The runtime's RemoteConfigPoller (src/runtime/features/remote-config.ts) does this on every poll:

  1. Build the request — GET, with If-None-Match: <stored etag> when ETag is enabled and we have one.
  2. Up to 3 attempts on transient failure (network error / 408 / 429 / 5xx). Backoff between attempts: 200ms → 500ms → 1500ms (±50% jitter). 4xx other than 408/429 aren't retried — those are client-side problems that won't fix themselves in 1.5s.
  3. 304 → emit pollNotModified, done.
  4. 200 + schema-valid body → emit pollSucceeded, replace the live config, persist body + etag to the device's last-known-good slot (localStorage on Android WebView).
  5. 200 but schema fails → emit pollParseError with the Zod issue. The current config keeps running.
  6. 5xx after all retries → emit pollServerError. Current config keeps running.
  7. Network error after all retries → emit pollNetworkError. Current config keeps running.

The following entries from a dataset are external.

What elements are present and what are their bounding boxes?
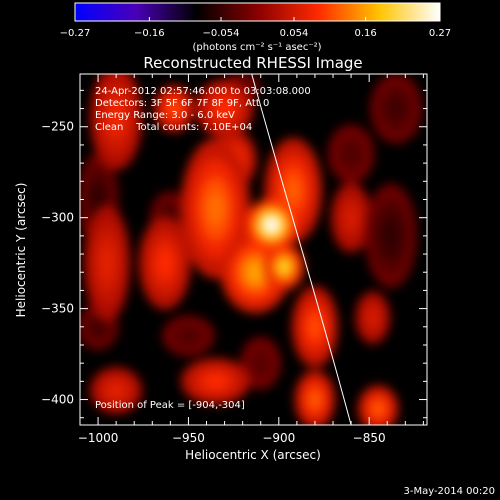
heatmap-image: [80, 74, 423, 425]
y-tick-label: −350: [41, 302, 74, 316]
heatmap-source: [346, 208, 357, 227]
heatmap-source: [158, 251, 172, 275]
y-tick-label: −300: [41, 211, 74, 225]
colorbar-unit-label: (photons cm⁻² s⁻¹ asec⁻²): [192, 42, 321, 53]
heatmap-source: [373, 402, 384, 415]
heatmap-source: [384, 222, 398, 249]
y-tick-label: −400: [41, 393, 74, 407]
peak-position-label: Position of Peak = [-904,-304]: [95, 400, 245, 411]
info-line: Clean Total counts: 7.10E+04: [95, 122, 252, 133]
solar-limb-curve: [251, 74, 352, 425]
axis-ticks: −1000 −950 −900 −850 −250 −300 −350 −400: [41, 74, 427, 445]
observation-info: 24-Apr-2012 02:57:46.000 to 03:03:08.000…: [95, 86, 311, 133]
colorbar-tick-label: −0.054: [202, 28, 239, 39]
colorbar-tick-label: 0.054: [280, 28, 309, 39]
colorbar: [75, 3, 440, 21]
x-tick-label: −900: [262, 431, 295, 445]
heatmap-source: [109, 104, 123, 131]
colorbar-tick-label: 0.16: [355, 28, 377, 39]
heatmap-source: [93, 187, 104, 212]
heatmap-source: [101, 248, 113, 278]
x-axis-label: Heliocentric X (arcsec): [185, 448, 321, 462]
colorbar-tick-label: −0.16: [134, 28, 165, 39]
x-tick-label: −1000: [78, 431, 119, 445]
heatmap-source: [368, 311, 378, 325]
heatmap-source: [265, 218, 279, 232]
heatmap-source: [93, 320, 104, 333]
colorbar-ticks: −0.27 −0.16 −0.054 0.054 0.16 0.27: [60, 17, 451, 39]
colorbar-frame: [74, 2, 441, 22]
heatmap-source: [109, 384, 123, 397]
heatmap-source: [309, 392, 321, 407]
colorbar-tick-label: 0.27: [429, 28, 451, 39]
info-line: 24-Apr-2012 02:57:46.000 to 03:03:08.000: [95, 86, 311, 97]
heatmap-source: [217, 101, 232, 116]
heatmap-source: [309, 316, 321, 337]
heatmap-source: [279, 260, 290, 273]
colorbar-tick-label: −0.27: [60, 28, 91, 39]
heatmap-source: [206, 375, 225, 388]
y-tick-label: −250: [41, 120, 74, 134]
heatmap-source: [168, 102, 180, 115]
info-line: Energy Range: 3.0 - 6.0 keV: [95, 110, 235, 121]
x-tick-label: −950: [172, 431, 205, 445]
heatmap-source: [286, 177, 301, 204]
heatmap-source: [389, 99, 403, 118]
heatmap-source: [181, 330, 195, 341]
footer-date: 3-May-2014 00:20: [403, 486, 495, 497]
x-tick-label: −850: [353, 431, 386, 445]
heatmap-source: [345, 146, 357, 162]
chart-title: Reconstructed RHESSI Image: [143, 54, 362, 72]
plot-frame: [79, 73, 428, 426]
heatmap-source: [206, 191, 225, 227]
heatmap-source: [246, 262, 264, 283]
info-line: Detectors: 3F 5F 6F 7F 8F 9F, Att 0: [95, 98, 269, 109]
y-axis-label: Heliocentric Y (arcsec): [14, 183, 28, 318]
heatmap-source: [255, 356, 266, 370]
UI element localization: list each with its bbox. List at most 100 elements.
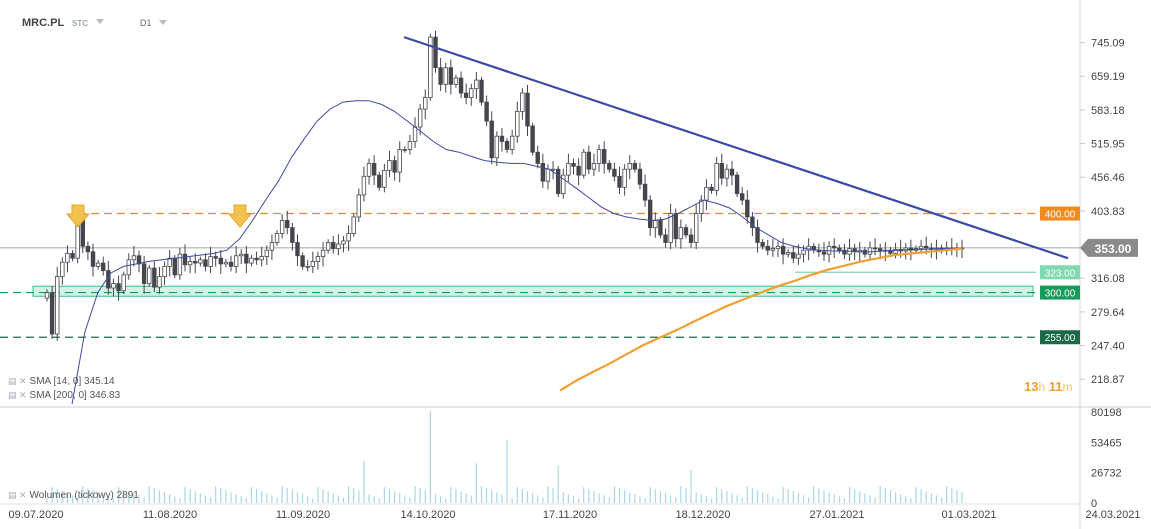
candle-body (683, 227, 689, 236)
candle-body (392, 160, 397, 173)
x-tick-label: 17.11.2020 (543, 509, 597, 521)
candle-body (162, 265, 167, 277)
indicator-sma14[interactable]: ▤ ✕ SMA [14, 0] 345.14 (8, 376, 115, 387)
candle-body (811, 245, 816, 251)
y-tick-label: 403.83 (1091, 206, 1125, 218)
candle-body (821, 251, 827, 255)
candle-body (182, 253, 188, 266)
candle-body (837, 247, 842, 251)
candle-body (438, 67, 443, 85)
candle-body (126, 259, 131, 276)
candle-body (331, 242, 336, 250)
indicator-menu-icon[interactable]: ▤ ✕ (8, 390, 27, 400)
candle-body (65, 252, 70, 263)
candle-body (509, 135, 515, 150)
candle-body (842, 249, 847, 255)
candle-body (279, 220, 285, 234)
candle-body (489, 120, 494, 159)
last-price-label: 353.00 (1095, 242, 1132, 256)
candle-body (239, 253, 244, 257)
candle-body (218, 257, 223, 265)
x-tick-label: 18.12.2020 (675, 509, 730, 521)
candle-body (341, 240, 346, 245)
candle-body (642, 183, 648, 201)
candle-body (49, 292, 55, 335)
price-level-label: 323.00 (1045, 268, 1076, 279)
candle-body (673, 213, 678, 240)
candle-body (893, 249, 898, 254)
candle-body (724, 168, 730, 179)
candle-body (612, 168, 617, 177)
candle-body (601, 149, 607, 164)
support-zone (32, 285, 1034, 297)
candle-body (167, 257, 172, 267)
chart-header: MRC.PL STC D1 (0, 0, 1151, 40)
candle-body (310, 261, 316, 267)
y-tick-label: 583.18 (1091, 105, 1125, 117)
candle-body (141, 263, 147, 284)
down-arrow-icon (65, 204, 91, 228)
price-level-box (1040, 330, 1080, 345)
candle-body (479, 79, 484, 103)
candle-body (581, 151, 586, 176)
candle-body (147, 267, 152, 284)
volume-tick-label: 26732 (1091, 468, 1122, 480)
candle-body (315, 256, 321, 262)
candle-body (264, 249, 270, 257)
candle-body (157, 276, 162, 288)
candle-body (336, 243, 341, 250)
candle-body (152, 267, 157, 288)
timeframe-label[interactable]: D1 (140, 18, 152, 28)
price-level-label: 255.00 (1045, 333, 1076, 344)
x-tick-label: 11.09.2020 (276, 509, 330, 521)
candle-body (663, 234, 668, 243)
candle-body (382, 169, 387, 188)
candle-body (469, 88, 474, 98)
timeframe-dropdown-icon[interactable] (159, 20, 167, 25)
candle-body (412, 126, 418, 142)
x-tick-label: 24.03.2021 (1085, 509, 1140, 521)
candle-body (387, 160, 392, 171)
volume-menu-icon[interactable]: ▤ ✕ (8, 490, 27, 500)
candle-body (550, 168, 556, 171)
candle-body (244, 253, 249, 264)
candle-body (44, 292, 50, 299)
candle-body (55, 276, 60, 335)
candle-body (407, 141, 413, 150)
candle-body (356, 194, 362, 218)
indicator-menu-icon[interactable]: ▤ ✕ (8, 376, 27, 386)
x-tick-label: 14.10.2020 (400, 509, 455, 521)
candle-body (796, 253, 801, 259)
down-arrow-icon (227, 204, 253, 228)
indicator-sma200[interactable]: ▤ ✕ SMA [200, 0] 346.83 (8, 390, 120, 401)
y-tick-label: 247.40 (1091, 341, 1125, 353)
candle-body (131, 255, 137, 261)
candle-body (755, 227, 760, 243)
candle-body (433, 36, 438, 69)
countdown-hours-unit: h (1038, 380, 1046, 394)
trendline (403, 36, 1069, 260)
candle-body (561, 174, 566, 195)
candle-body (801, 249, 806, 255)
candle-body (213, 256, 218, 259)
price-level-box (1040, 285, 1080, 300)
volume-indicator[interactable]: ▤ ✕ Wolumen (tickowy) 2891 (8, 490, 139, 501)
volume-indicator-label: Wolumen (tickowy) 2891 (29, 490, 139, 501)
candle-body (448, 67, 454, 85)
candle-body (714, 163, 719, 191)
symbol-label[interactable]: MRC.PL (22, 17, 65, 29)
candle-body (346, 233, 351, 242)
candle-body (121, 274, 126, 292)
sma14-line (71, 100, 963, 405)
candle-body (719, 163, 724, 179)
y-tick-label: 218.87 (1091, 374, 1125, 386)
candle-body (775, 245, 781, 250)
candle-body (918, 245, 924, 250)
candle-body (198, 259, 203, 264)
candle-body (668, 213, 673, 243)
exchange-dropdown-icon[interactable] (96, 19, 104, 24)
candle-body (290, 227, 295, 243)
exchange-label[interactable]: STC (72, 19, 88, 28)
candle-body (453, 77, 459, 85)
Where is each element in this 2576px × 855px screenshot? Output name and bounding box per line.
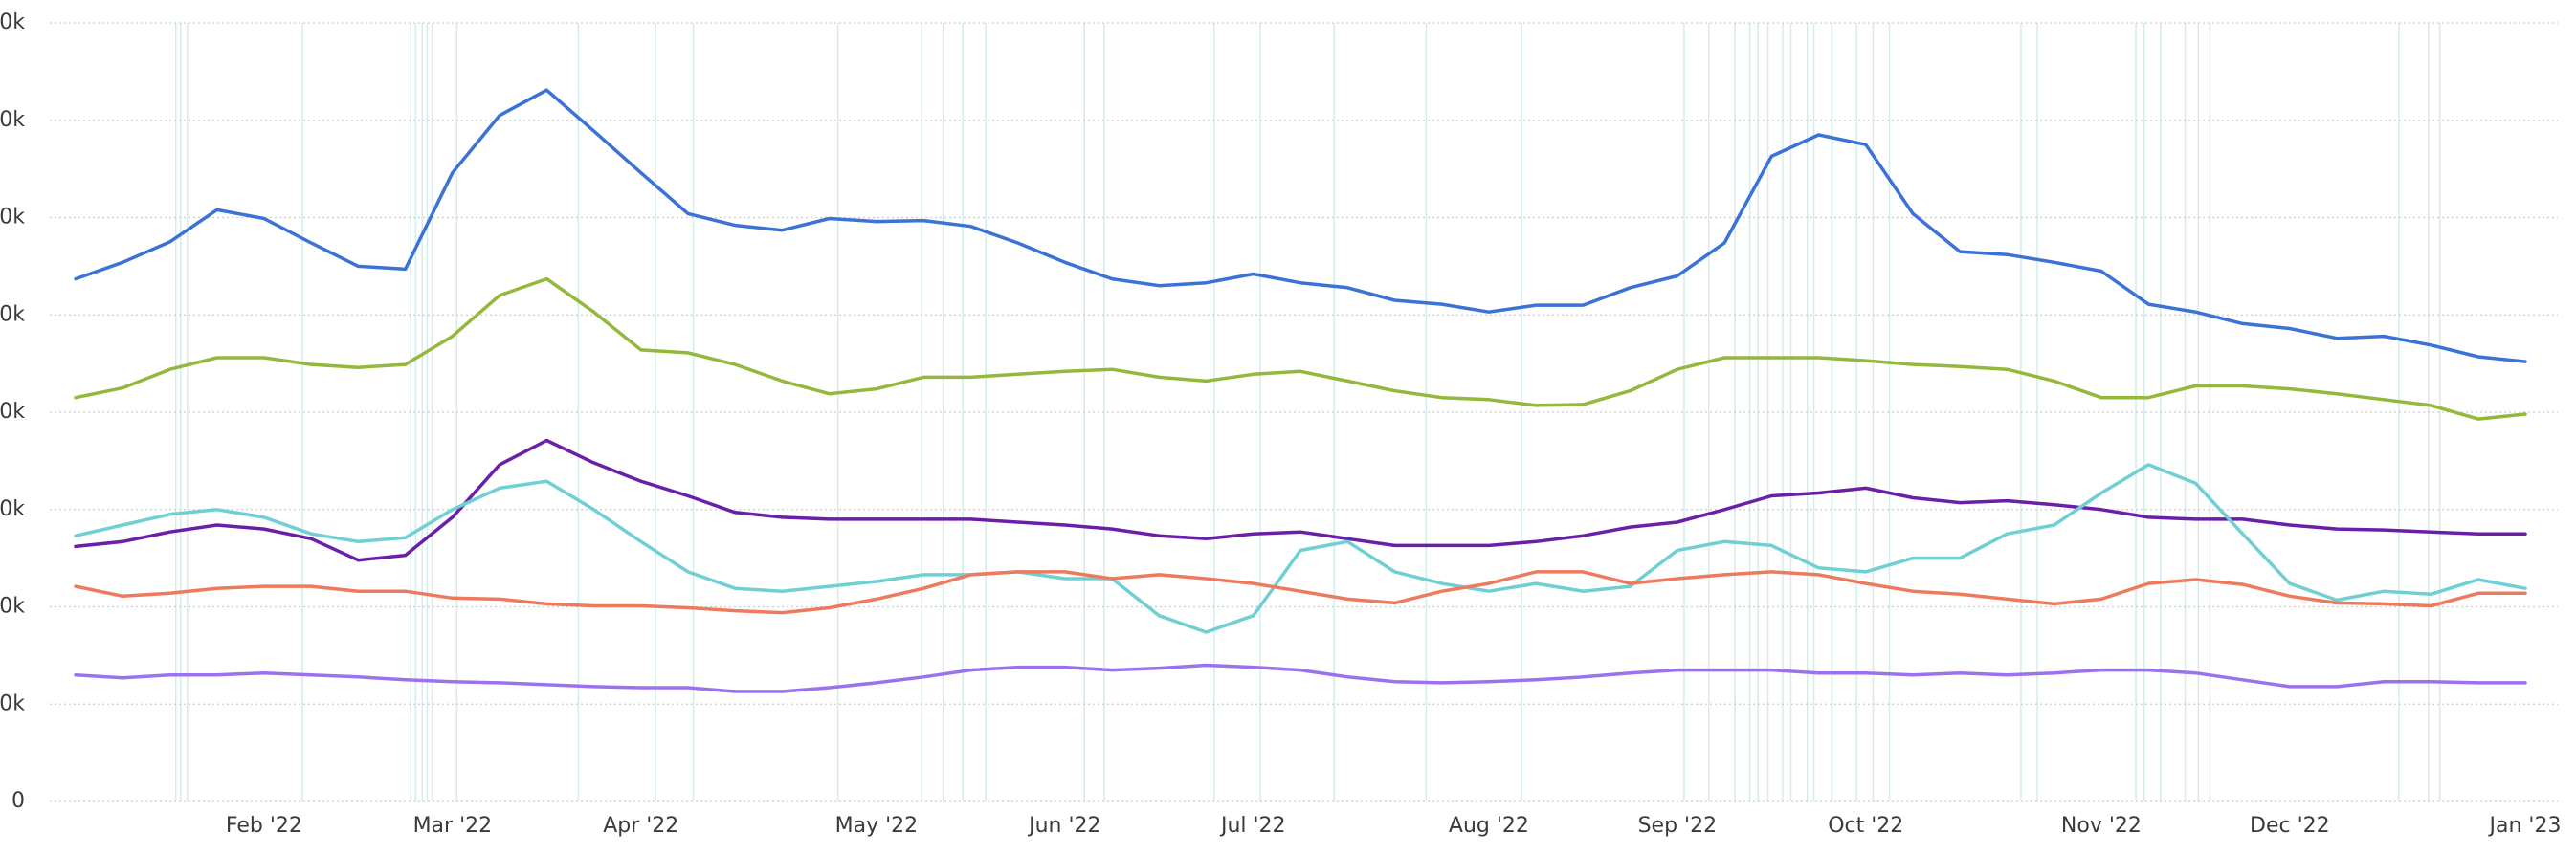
y-tick-label: 400k (0, 400, 25, 424)
series-line (74, 570, 2527, 615)
y-tick-label: 100k (0, 691, 25, 715)
series-line (74, 463, 2527, 634)
x-tick-label: Nov '22 (2061, 814, 2142, 838)
x-tick-label: Feb '22 (226, 814, 302, 838)
y-tick-label: 800k (0, 11, 25, 34)
x-tick-label: May '22 (835, 814, 919, 838)
x-tick-label: Dec '22 (2250, 814, 2330, 838)
x-tick-label: Sep '22 (1638, 814, 1718, 838)
series-line (74, 438, 2527, 562)
x-tick-label: Jul '22 (1219, 814, 1286, 838)
y-tick-label: 700k (0, 108, 25, 132)
y-tick-label: 200k (0, 595, 25, 619)
y-tick-label: 500k (0, 302, 25, 326)
x-tick-label: Jun '22 (1027, 814, 1100, 838)
x-tick-label: Aug '22 (1449, 814, 1529, 838)
x-tick-label: Oct '22 (1828, 814, 1903, 838)
series-line (74, 663, 2527, 693)
y-tick-label: 600k (0, 206, 25, 230)
x-tick-label: Apr '22 (603, 814, 678, 838)
x-tick-label: Jan '23 (2488, 814, 2562, 838)
y-tick-label: 300k (0, 497, 25, 521)
x-tick-label: Mar '22 (413, 814, 493, 838)
y-tick-label: 0 (11, 789, 25, 813)
series-line (74, 276, 2527, 421)
series-line (74, 88, 2527, 363)
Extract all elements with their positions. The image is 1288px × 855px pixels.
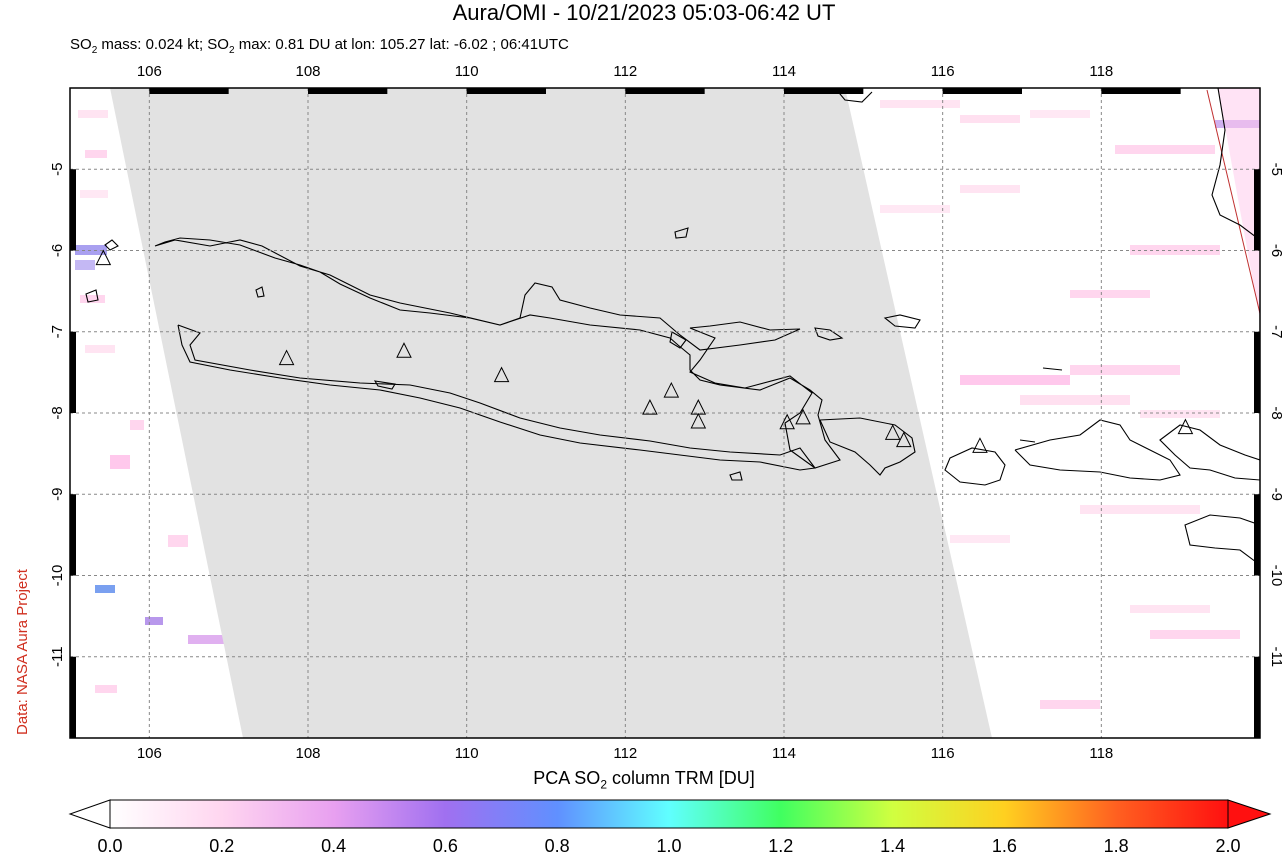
lat-tick-label-left: -7	[49, 325, 66, 338]
colorbar-min-arrow	[68, 799, 111, 829]
so2-summary-sub: 2	[91, 45, 98, 56]
lon-tick-label-bottom: 118	[1089, 745, 1113, 762]
frame-bar-top	[625, 88, 705, 94]
map-title: Aura/OMI - 10/21/2023 05:03-06:42 UT	[452, 0, 836, 25]
lon-tick-label-top: 118	[1089, 63, 1113, 80]
frame-bar-right	[1254, 169, 1260, 251]
volcano-marker	[779, 413, 795, 430]
lon-tick-label-top: 116	[931, 63, 955, 80]
frame-bar-top	[308, 88, 388, 94]
lat-tick-label-left: -8	[49, 406, 66, 419]
lon-tick-label-bottom: 108	[295, 745, 320, 762]
lat-tick-label-left: -11	[49, 646, 66, 667]
lat-tick-label-right: -9	[1268, 488, 1285, 501]
frame-bar-top	[942, 88, 1022, 94]
so2-summary-prefix: SO	[70, 36, 92, 53]
volcano-marker	[493, 366, 510, 383]
colorbar-tick-label: 1.4	[880, 836, 905, 855]
lat-tick-label-right: -8	[1268, 406, 1285, 419]
colorbar-title-prefix: PCA SO	[533, 768, 601, 788]
lat-tick-label-left: -6	[49, 244, 66, 257]
lon-tick-label-top: 108	[295, 63, 320, 80]
lon-tick-label-bottom: 110	[455, 745, 479, 762]
frame-bar-right	[1254, 494, 1260, 576]
volcano-marker	[642, 399, 658, 415]
axis-labels: 106 106 108 108 110 110 112 112 114 114 116 116 118 1…	[49, 63, 1285, 762]
lat-tick-label-right: -6	[1268, 244, 1285, 257]
colorbar-title: PCA SO2 column TRM [DU]	[0, 768, 1288, 792]
colorbar: 0.0 0.2 0.4 0.6 0.8 1.0 1.2 1.4 1.6 1.8 2.0	[68, 799, 1272, 855]
lon-tick-label-bottom: 112	[613, 745, 637, 762]
so2-summary: SO2 mass: 0.024 kt; SO2 max: 0.81 DU at …	[70, 36, 569, 56]
volcano-marker	[690, 412, 707, 429]
lon-tick-label-bottom: 114	[772, 745, 796, 762]
frame-bar-top	[784, 88, 864, 94]
volcano-marker	[663, 381, 680, 398]
frame-bars	[70, 88, 1260, 738]
volcano-marker	[884, 424, 901, 440]
lon-tick-label-bottom: 116	[931, 745, 955, 762]
high-so2-strip	[1218, 88, 1260, 320]
lon-tick-label-top: 114	[772, 63, 796, 80]
lat-tick-label-right: -10	[1268, 565, 1285, 587]
lon-tick-label-top: 110	[455, 63, 479, 80]
volcano-marker	[278, 349, 295, 366]
frame-bar-right	[1254, 656, 1260, 738]
frame-bar-top	[466, 88, 546, 94]
so2-summary-rest: max: 0.81 DU at lon: 105.27 lat: -6.02 ;…	[234, 36, 569, 53]
colorbar-tick-label: 0.0	[97, 836, 122, 855]
colorbar-tick-label: 0.6	[433, 836, 458, 855]
volcano-marker	[972, 437, 988, 453]
coastlines	[85, 88, 1260, 566]
colorbar-tick-label: 0.4	[321, 836, 346, 855]
volcano-markers	[95, 249, 1194, 453]
colorbar-tick-label: 1.0	[656, 836, 681, 855]
lat-tick-label-left: -5	[49, 163, 66, 176]
volcano-marker	[895, 431, 912, 448]
colorbar-tick-label: 0.8	[545, 836, 570, 855]
colorbar-tick-label: 1.2	[768, 836, 793, 855]
graticule	[70, 88, 1260, 738]
lat-tick-label-right: -5	[1268, 163, 1285, 176]
volcano-marker	[396, 342, 412, 358]
colorbar-gradient	[109, 799, 1229, 829]
lat-tick-label-left: -10	[49, 565, 66, 587]
so2-summary-sub2: 2	[228, 45, 235, 56]
lat-tick-label-right: -11	[1268, 646, 1285, 667]
lon-tick-label-top: 112	[613, 63, 637, 80]
volcano-marker	[1177, 418, 1194, 435]
frame-bar-top	[1101, 88, 1181, 94]
colorbar-tick-label: 2.0	[1215, 836, 1240, 855]
colorbar-title-sub: 2	[600, 777, 607, 792]
frame-bar-right	[1254, 331, 1260, 413]
frame-bar-left	[70, 331, 76, 413]
so2-summary-mid: mass: 0.024 kt; SO	[97, 36, 229, 53]
colorbar-max-arrow	[1227, 799, 1272, 829]
colorbar-tick-label: 1.8	[1104, 836, 1129, 855]
lat-tick-label-right: -7	[1268, 325, 1285, 338]
frame-bar-left	[70, 494, 76, 576]
lon-tick-label-top: 106	[137, 63, 162, 80]
lon-tick-label-bottom: 106	[137, 745, 162, 762]
frame-bar-top	[149, 88, 229, 94]
volcano-marker	[95, 249, 112, 266]
colorbar-tick-label: 1.6	[992, 836, 1017, 855]
frame-bar-left	[70, 169, 76, 251]
orbit-edge-line	[1206, 89, 1260, 316]
colorbar-tick-label: 0.2	[209, 836, 234, 855]
volcano-marker	[795, 408, 811, 425]
lat-tick-label-left: -9	[49, 488, 66, 501]
frame-bar-left	[70, 656, 76, 738]
colorbar-title-rest: column TRM [DU]	[607, 768, 755, 788]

Cold start: if a persisted LKG is present, the launcher renders it immediately while the first network poll is in flight. A successful poll replaces it; a pollServerError / pollNetworkError lets the LKG stay live.

5. Diagnostics

  • Diagnostic overlay (Pro diagnosticOverlay flag) — long-press a corner of the launcher to see the most recent poll outcome + ETag.
  • Telemetry — every poll emits a remoteConfigPoll telemetry event with { status, etag, changed } if you have telemetry export enabled. Great for proving "fleet picked up the config change at HH:MM:SS."
  • Portal Devices panellast_seen_at is bumped on every config fetch (whether 200 or 304), so the panel doubles as a "this fleet is polling like it should" check.

6. Gotchas

  • Don't change the tenant id mid-flight. The endpoint must serve a config whose tenantId matches the tenant the device booted into. A mismatch surfaces as pollParseError (since the field is required) and devices stay on their LKG.
  • Cache headers matter. Some CDNs strip ETag headers on Cache-Control: public. Use no-store (recommended) or test your CDN's preserved-headers behavior. The launcher now tolerates a missing ETag header on a 200 (preserves the previously-stored ETag), but you lose bandwidth savings if every response is treated as new.
  • 5xx behavior on the device is benign — the launcher won't replace a working config with a broken response. You can take the endpoint offline for maintenance; devices keep running their last good config until the endpoint comes back.

7. Test fire

The Portal → Launcher → Remote config block has a "Test endpoint" button. It sends a single GET to your endpoint (with no If-None-Match) and reports HTTP status + whether the body parses through the schema. Use this immediately after deploying a new endpoint to catch CORS / TLS / schema bugs before pushing to the fleet.